Recent estimates suggest that only 60 percent of the printing that happens in the workplace is necessary. That means 40 percent of the printing – and the associated cost of the paper, printers, ink and power consumption of the devices – is entirely avoidable.

There’s no way leaders would tolerate that kind of waste on a production floor, so why do they tolerate it in the office? The fact is, manufacturing leaders have traditionally been more focused on their factories. Innovations on the production line, and in the products themselves, are exciting; office processes are not.
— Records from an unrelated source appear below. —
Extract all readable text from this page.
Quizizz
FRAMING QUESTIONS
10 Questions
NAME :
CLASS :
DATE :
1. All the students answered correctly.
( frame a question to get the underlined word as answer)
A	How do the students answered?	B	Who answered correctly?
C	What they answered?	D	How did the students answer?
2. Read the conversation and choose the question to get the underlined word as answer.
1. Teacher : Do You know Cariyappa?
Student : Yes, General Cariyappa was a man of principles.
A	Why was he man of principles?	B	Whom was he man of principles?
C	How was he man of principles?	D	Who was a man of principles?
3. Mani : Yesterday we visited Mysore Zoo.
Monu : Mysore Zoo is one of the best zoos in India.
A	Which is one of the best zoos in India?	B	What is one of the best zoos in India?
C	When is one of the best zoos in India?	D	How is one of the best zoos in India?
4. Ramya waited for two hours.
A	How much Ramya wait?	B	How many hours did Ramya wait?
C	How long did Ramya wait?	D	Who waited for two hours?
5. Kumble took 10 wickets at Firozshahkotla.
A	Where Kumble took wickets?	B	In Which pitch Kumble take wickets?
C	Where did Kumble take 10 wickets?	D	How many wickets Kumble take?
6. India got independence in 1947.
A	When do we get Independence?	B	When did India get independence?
In many ways, this encapsulates the concept of the back office. It exists to carry out the administrative tasks that the management team deems mundane enough to be delegated. However, those tasks are crucial to properly running the company. What’s more, they have become more complex and demanding in recent years: HR functions must collect and store vast amounts of employee data dealing with recruitment, training, availability and suitability; legal departments must constantly adapt the minutia of contracts as customer needs and production options evolve; and finances must cope with the accelerated cash flow generated by smart manufacturing and the sheer number of customers and options that the factory can service.

With so many important aspects of a firm’s operation taking place in this often-overlooked environment, there is a real risk of information silos forming. Naturally, reliance on paper is one way to guarantee data is made inaccessible to advanced digital systems. But even many computerised databases can be prone to silo-forming, especially older IT applications which gradually lose compatibility with each new upgrade elsewhere in the company.

With manufacturers starting to use data analytics to optimise operations, and lean manufacturing applications prone to bottlenecks if a single worker is out of place, information silos can be a major source of inefficiencies. To avoid this, key operational decisions - for example, health and safety compliance relating to individual employees’ eligibility to operate machinery - can no longer be managed as an exclusive domain of a particular business function.

In order to harness their wider investment in digital transformation and drive further efficiencies and innovation, manufacturers must build a single connected system that is accessible to all, while successfully managing issues such as data privacy and security. This can be done without further major IT upgrades by using an enterprise content system that automatically manages compatibility issues among formats, securely stores documents and brings legacy applications back into the loop.

Manufacturers who use a content management system as their information hub will be able to rapidly integrate their back offices into the core operation. There is no need to excessively shake up functions that work effectively at what they do. But the integration should not only be digital: the whole culture has to move away from a concept of ‘back office’. Firms should start by ditching the name, where it is still part of day-to-day parlance.

Beyond that, staff in these departments need to be trained and encouraged to become integrated and invested in the production line - and to think of themselves as important parts of the joined-up operation.

With the full integration of all their old back office functions into a single, accessible digital hub, successful manufacturing organisations can further transform their manufacturing value chain. Information on employees, contracts and suppliers can play a part in seeking further efficiencies, speeding up response times and eliminating bottlenecks.

If the data held in the back office was worth printing, it should be worth even more to an AI assisted factory, an advanced supply chain management system, or an R&D department. By applying the principles of modern, lean manufacturing to the bureaucracy behind the production line, both systems can be made more efficient and the return on technology investments can be increased significantly.

Tim Rushent is the Account Manager of Industry and Commerce at Hyland.